Key Takeaways – Divide Your Property Wisely When Divorcing
Dividing property, assets and debts during every divorce is complicated but critically important to ensure a fair outcome. Here are key tips to remember:
- Understand what constitutes marital property in your state – almost all assets acquired during marriage are divisible.
- Marital property is divided equitably, which is not necessarily equally under state law. Many factors impact what is fair.

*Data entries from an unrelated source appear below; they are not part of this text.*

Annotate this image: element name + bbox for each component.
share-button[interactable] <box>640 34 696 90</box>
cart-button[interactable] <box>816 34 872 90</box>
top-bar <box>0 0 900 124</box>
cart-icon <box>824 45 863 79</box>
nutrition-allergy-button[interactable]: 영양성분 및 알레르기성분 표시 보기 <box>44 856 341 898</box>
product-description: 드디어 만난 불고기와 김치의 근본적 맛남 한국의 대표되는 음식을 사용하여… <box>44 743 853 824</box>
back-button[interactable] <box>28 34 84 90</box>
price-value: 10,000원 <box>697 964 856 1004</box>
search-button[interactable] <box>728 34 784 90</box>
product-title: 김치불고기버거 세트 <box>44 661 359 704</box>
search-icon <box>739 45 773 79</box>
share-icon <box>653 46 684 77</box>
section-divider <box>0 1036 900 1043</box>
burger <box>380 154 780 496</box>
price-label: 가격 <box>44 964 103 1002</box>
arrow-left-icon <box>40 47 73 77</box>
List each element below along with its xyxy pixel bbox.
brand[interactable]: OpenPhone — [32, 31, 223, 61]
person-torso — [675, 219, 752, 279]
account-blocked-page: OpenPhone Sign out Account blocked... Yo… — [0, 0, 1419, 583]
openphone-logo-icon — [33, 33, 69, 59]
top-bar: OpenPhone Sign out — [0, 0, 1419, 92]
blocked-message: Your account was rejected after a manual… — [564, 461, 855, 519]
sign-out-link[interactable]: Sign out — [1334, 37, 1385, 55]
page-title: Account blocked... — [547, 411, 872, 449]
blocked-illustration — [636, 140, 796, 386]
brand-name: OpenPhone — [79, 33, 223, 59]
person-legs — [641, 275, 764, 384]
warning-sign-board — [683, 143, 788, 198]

- Valuing assets accurately and getting professional appraisals is key. Don’t guess at values.
- Special rules for property division apply in community property states – the default is 50/50 equal split.
- Certain assets like real estate, retirement accounts, businesses, stock options require special attention when dividing to avoid adverse consequences.
- Full financial transparency is a must – hiding assets will only backfire and sabotage settlement.
Dividing property in divorce is complex but surmountable with the right legal guidance and financial knowledge. Be proactive in learning about property division and valuing assets accurately. With good will and smart planning, spouses can often achieve fair out-of-court settlements regarding property and debt. Consult experienced divorce professionals for personalized advice on the best options to equitably divide your marital estate when starting the property settlement process.